Investments by the spouse in the higher tax bracket

Where both the spouses are working, both could be making investments to avail 80C deductions. If deduction limits are not maxed out for both, it makes greater financial sense for the spouse with higher income to claim deductions. 

Take an illustration to understand this:

Say you earn Rs 3 lakhs and your spouse earns Rs 5.5 lakhs per year. You invest Rs 50,000 in PPF and claim deduction, which makes your net income tax exempt. Suppose your spouse gets some deduction on EPF but is unable to make any more investments to save tax. In this case your tax savings as a couple would be higher if your spouse invests Rs 50,000 in PPF and claims the deduction instead of you. That’s because higher the tax slab, higher the tax outgo, so better to lower the taxable income of the spouse in the higher tax slab. 
Now, this is assuming there is only so much money shared between both spouses to invest. If you can each allocate funds for investments, this concern is nonexistent, of course. 
Once you’ve exhausted all possible tax saving investment limits, you can still invest in your spouse’s name or child’s name in products like PPF. True, you won’t get tax deduction for those investments. But PPF interest is tax free, and that’s your chance to earn some more tax-free money! 

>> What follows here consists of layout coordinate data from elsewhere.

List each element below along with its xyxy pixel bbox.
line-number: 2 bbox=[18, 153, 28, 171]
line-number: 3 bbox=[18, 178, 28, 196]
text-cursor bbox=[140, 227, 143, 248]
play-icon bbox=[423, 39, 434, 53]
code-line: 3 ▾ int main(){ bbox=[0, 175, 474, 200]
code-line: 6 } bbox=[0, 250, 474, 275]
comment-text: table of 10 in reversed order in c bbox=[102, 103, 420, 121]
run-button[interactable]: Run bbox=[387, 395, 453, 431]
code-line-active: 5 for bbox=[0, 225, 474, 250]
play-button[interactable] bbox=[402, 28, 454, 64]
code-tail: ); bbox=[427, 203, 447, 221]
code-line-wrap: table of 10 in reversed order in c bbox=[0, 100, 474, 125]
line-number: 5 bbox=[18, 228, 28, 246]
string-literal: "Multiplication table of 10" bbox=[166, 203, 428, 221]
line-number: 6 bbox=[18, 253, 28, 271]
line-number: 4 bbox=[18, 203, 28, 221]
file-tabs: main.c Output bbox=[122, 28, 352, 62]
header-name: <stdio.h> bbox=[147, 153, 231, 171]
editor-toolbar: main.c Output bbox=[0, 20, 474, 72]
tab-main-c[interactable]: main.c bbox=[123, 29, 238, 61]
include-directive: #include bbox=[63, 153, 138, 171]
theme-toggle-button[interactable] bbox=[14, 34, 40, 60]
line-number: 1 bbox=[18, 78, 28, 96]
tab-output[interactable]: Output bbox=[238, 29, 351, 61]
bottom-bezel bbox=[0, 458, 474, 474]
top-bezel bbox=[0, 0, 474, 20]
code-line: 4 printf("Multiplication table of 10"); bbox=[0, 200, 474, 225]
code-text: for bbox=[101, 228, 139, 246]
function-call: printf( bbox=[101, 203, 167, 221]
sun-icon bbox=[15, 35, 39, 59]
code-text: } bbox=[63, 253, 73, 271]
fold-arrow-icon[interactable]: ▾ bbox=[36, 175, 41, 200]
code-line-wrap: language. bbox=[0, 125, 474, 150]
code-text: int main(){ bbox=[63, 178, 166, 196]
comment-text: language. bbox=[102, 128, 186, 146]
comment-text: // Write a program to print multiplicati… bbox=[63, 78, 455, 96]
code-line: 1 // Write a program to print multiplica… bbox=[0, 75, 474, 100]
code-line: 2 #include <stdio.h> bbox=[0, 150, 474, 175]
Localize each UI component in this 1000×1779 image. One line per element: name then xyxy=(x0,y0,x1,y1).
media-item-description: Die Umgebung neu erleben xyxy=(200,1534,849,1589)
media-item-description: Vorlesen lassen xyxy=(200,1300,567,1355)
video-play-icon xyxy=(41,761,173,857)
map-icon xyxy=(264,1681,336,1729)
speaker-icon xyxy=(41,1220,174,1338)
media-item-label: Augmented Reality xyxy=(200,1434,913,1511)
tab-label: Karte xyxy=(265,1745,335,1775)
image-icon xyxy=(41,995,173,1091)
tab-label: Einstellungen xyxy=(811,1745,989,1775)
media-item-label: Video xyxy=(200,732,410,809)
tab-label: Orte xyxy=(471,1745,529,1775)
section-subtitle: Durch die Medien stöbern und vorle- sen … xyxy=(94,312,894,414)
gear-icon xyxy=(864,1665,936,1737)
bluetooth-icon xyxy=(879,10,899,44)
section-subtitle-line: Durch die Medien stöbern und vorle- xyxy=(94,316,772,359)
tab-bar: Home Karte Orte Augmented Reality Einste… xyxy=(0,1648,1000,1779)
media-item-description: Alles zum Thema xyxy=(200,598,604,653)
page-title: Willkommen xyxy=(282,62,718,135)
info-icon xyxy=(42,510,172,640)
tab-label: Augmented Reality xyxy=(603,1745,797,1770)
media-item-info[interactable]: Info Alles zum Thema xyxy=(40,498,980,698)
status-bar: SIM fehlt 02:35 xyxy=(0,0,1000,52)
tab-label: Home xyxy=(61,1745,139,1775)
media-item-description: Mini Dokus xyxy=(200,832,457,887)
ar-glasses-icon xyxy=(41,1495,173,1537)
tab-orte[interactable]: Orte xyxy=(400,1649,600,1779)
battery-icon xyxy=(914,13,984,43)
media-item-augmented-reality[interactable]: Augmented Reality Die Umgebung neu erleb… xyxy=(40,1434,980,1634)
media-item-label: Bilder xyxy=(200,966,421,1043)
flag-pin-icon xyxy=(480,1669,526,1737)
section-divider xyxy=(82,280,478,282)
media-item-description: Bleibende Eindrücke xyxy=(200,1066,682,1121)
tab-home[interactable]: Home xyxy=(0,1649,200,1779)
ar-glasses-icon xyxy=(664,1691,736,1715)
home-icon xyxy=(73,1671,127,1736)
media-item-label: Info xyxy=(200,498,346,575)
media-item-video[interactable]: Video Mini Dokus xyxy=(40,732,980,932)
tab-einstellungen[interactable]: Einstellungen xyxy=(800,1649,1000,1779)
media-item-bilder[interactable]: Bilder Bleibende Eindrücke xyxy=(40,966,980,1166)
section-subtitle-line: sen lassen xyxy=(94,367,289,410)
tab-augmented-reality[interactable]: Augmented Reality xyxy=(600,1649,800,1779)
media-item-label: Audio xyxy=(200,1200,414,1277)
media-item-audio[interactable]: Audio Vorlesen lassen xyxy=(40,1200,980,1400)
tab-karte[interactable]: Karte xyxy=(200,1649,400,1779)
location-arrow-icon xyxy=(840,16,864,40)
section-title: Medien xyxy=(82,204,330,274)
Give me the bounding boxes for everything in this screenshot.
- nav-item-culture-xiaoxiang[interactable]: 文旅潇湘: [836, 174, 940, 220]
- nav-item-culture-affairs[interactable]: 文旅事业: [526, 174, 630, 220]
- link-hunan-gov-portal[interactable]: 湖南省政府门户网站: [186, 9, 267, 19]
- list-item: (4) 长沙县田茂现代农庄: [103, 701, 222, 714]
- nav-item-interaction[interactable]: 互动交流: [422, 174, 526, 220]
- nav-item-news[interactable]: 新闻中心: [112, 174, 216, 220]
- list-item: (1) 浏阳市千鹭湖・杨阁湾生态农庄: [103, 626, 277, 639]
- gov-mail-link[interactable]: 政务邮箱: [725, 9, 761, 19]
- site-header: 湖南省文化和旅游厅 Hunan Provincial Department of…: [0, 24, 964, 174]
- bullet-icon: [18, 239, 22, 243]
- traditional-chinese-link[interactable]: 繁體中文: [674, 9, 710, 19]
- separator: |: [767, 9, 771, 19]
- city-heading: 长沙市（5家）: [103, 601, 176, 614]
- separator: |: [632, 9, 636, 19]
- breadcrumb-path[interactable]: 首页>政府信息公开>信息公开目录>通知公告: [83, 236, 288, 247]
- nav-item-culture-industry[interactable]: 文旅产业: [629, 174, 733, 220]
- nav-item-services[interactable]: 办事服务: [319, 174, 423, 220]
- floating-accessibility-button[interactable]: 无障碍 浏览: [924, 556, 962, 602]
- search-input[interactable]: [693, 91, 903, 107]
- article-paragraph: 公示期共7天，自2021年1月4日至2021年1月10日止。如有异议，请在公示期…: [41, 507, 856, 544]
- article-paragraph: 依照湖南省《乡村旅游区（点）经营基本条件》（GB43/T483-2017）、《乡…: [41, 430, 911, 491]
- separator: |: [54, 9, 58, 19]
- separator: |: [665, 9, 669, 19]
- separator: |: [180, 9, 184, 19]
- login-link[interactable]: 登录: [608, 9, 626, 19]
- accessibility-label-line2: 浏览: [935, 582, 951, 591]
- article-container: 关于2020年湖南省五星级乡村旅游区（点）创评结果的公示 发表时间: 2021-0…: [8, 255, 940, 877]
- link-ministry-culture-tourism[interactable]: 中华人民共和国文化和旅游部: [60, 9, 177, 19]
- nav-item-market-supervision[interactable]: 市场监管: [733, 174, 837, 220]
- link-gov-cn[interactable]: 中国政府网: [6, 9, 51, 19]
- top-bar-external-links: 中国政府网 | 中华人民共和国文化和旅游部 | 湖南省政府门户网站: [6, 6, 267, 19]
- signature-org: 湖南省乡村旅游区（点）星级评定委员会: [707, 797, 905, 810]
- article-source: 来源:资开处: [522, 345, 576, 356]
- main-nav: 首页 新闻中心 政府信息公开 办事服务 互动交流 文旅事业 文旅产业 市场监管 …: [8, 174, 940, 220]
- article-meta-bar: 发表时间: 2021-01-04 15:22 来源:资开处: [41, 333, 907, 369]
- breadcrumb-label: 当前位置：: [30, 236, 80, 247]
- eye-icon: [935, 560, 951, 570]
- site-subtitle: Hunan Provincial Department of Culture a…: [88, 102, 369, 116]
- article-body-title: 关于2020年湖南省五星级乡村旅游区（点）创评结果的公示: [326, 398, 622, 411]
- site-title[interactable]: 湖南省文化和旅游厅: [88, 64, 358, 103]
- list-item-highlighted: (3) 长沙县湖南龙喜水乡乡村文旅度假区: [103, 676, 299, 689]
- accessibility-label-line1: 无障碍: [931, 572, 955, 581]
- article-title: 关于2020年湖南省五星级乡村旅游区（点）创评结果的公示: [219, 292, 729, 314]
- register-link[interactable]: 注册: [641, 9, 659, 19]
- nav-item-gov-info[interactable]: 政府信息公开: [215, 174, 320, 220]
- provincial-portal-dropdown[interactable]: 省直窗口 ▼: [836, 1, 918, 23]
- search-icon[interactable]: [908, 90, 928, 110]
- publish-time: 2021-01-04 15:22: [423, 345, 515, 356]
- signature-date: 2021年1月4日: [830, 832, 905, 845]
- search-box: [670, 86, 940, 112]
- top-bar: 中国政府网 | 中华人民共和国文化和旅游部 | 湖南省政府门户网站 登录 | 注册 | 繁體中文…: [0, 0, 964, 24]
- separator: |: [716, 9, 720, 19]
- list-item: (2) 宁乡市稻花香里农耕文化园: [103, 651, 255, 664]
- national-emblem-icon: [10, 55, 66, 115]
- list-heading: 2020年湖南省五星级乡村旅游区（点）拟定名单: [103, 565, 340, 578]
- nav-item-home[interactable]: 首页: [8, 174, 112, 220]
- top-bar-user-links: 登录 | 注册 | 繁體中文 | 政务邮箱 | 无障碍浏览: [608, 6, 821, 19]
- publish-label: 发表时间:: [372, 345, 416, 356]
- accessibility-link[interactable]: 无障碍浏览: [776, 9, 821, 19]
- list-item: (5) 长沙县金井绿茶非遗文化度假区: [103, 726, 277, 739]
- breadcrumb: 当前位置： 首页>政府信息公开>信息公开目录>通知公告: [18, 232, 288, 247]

Make the most of home loan tax benefits

Buying a home of their own is a dream shared by most urban Indian couples. And when the buying is funded by a loan there are associated tax benefits too. Couples who go for joint home loans can each claim tax deduction on the principal upto the limit allowed under section 80C. That is, they can each claim upto Rs 1.5 lakhs on the loan they’re paying from a joint account. Similarly they can both set off interest against income from house property upto the limit allowed under section 24. 
For availing tax benefits on a joint home loan, both spouse should have proportional ownership in the house. So if both of you wish to claim 50-50% of the EMI then the ownership too must reflect a 50-50 share. 

Go on trips and claim LTA every year

Leave Travel Allowance rules permit claiming of the benefits twice in a block of four calendar years. As a couple you can actually travel and claim LTA benefits every year. You can each take turns to claim the benefit in alternate years. 

HUF to save tax for non-salary income

If you are married then you can save additional tax, over and above what is deductible by both couples individually, by creating an HUF. You can form an Hindu Undivided Family (HUF) and move income generating assets like rental property to it. HUFs have the same deductions as individuals so by transferring assets to HUF, you reduce the overall tax outgo as a household, by claiming them in your individual capacities as well for the HUF. 

Here’s a quick example:

Your salary income is Rs 10 lakhs and you also earn rental income of Rs 3 lakhs. Your taxable income is Rs 10.5 lakhs with the standard exemption of Rs 2.5 lakhs (assuming no deductions claimed for the sake of simplicity). On the other hand by forming an HUF, only Rs 50,000 of the rental income is taxable, as Rs 2.5 qualifies for the standard exemption. So your net taxable income is down to Rs 8 lakhs. 
These are some of the most common ways couples can reduce their tax liability with some planning. Hope you find them useful.